Faced with Simon Cowell, Amanda Holden, Alesha Dixon and Bruno Tonioli, the nerves kicked in.
His 47-year-old mum and the rest of the family will be watching the
audition at home in Johannesburg.
“They are so proud,” says Musa, who last year returned to his home city to perform in Cion: Requiem of Ravel’s Bolero. “Mum might not have shared her emotions with me when I was in hospital. She was being strong for me.
“But we have shared tears together since through some difficult decisions.
“She can’t believe the person I have transformed into today.”
Viewers won’t believe it either. He’ll be performing to Runnin’ (Lose It All) by Naughty Boy featuring Beyonce.
“Everything I am doing, I am doing for my family,” he says.
And to inspire other differently abled dancers. Musa, who lives in Bermondsey, South London, has a new dream. “I want to reach out and show people who are differently abled how beautiful life is,” he says.
“I want to have a dance company that can empower them.

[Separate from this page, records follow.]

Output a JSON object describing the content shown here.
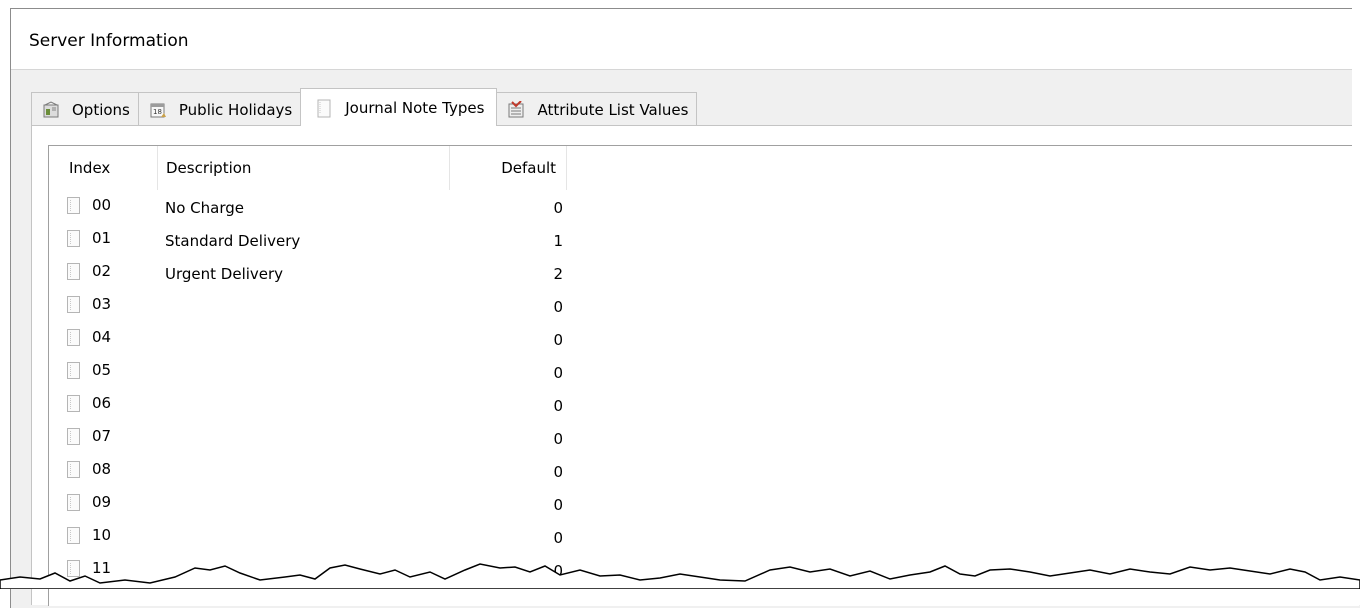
{
  "window": {
    "title": "Server Information"
  },
  "tabs": [
    {
      "label": "Options",
      "icon": "options-icon",
      "active": false
    },
    {
      "label": "Public Holidays",
      "icon": "calendar-icon",
      "active": false
    },
    {
      "label": "Journal Note Types",
      "icon": "journal-icon",
      "active": true
    },
    {
      "label": "Attribute List Values",
      "icon": "list-values-icon",
      "active": false
    }
  ],
  "table": {
    "columns": [
      "Index",
      "Description",
      "Default"
    ],
    "rows": [
      {
        "index": "00",
        "description": "No Charge",
        "default": "0"
      },
      {
        "index": "01",
        "description": "Standard Delivery",
        "default": "1"
      },
      {
        "index": "02",
        "description": "Urgent Delivery",
        "default": "2"
      },
      {
        "index": "03",
        "description": "",
        "default": "0"
      },
      {
        "index": "04",
        "description": "",
        "default": "0"
      },
      {
        "index": "05",
        "description": "",
        "default": "0"
      },
      {
        "index": "06",
        "description": "",
        "default": "0"
      },
      {
        "index": "07",
        "description": "",
        "default": "0"
      },
      {
        "index": "08",
        "description": "",
        "default": "0"
      },
      {
        "index": "09",
        "description": "",
        "default": "0"
      },
      {
        "index": "10",
        "description": "",
        "default": "0"
      },
      {
        "index": "11",
        "description": "",
        "default": "0"
      }
    ]
  },
  "colors": {
    "tab_border": "#c4c4c4",
    "panel_bg": "#ffffff",
    "window_bg": "#f0f0f0"
  }
}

And I want to get into films and acting.”
He still plays football – for Arsenal Amputee Football Club. You get the feeling he can do anything he puts his mind to. Really, it was no contest, Musa Motha versus cancer.
The rogue cells knew when they were beaten. And tonight’s audition just might be the next one-legged step towards world domination for a man who never gives up.
* Britain’s Got Talent continues tonight at 8pm on ITV1 and ITVX. The live semi-finals kick off from Monday at 8pm.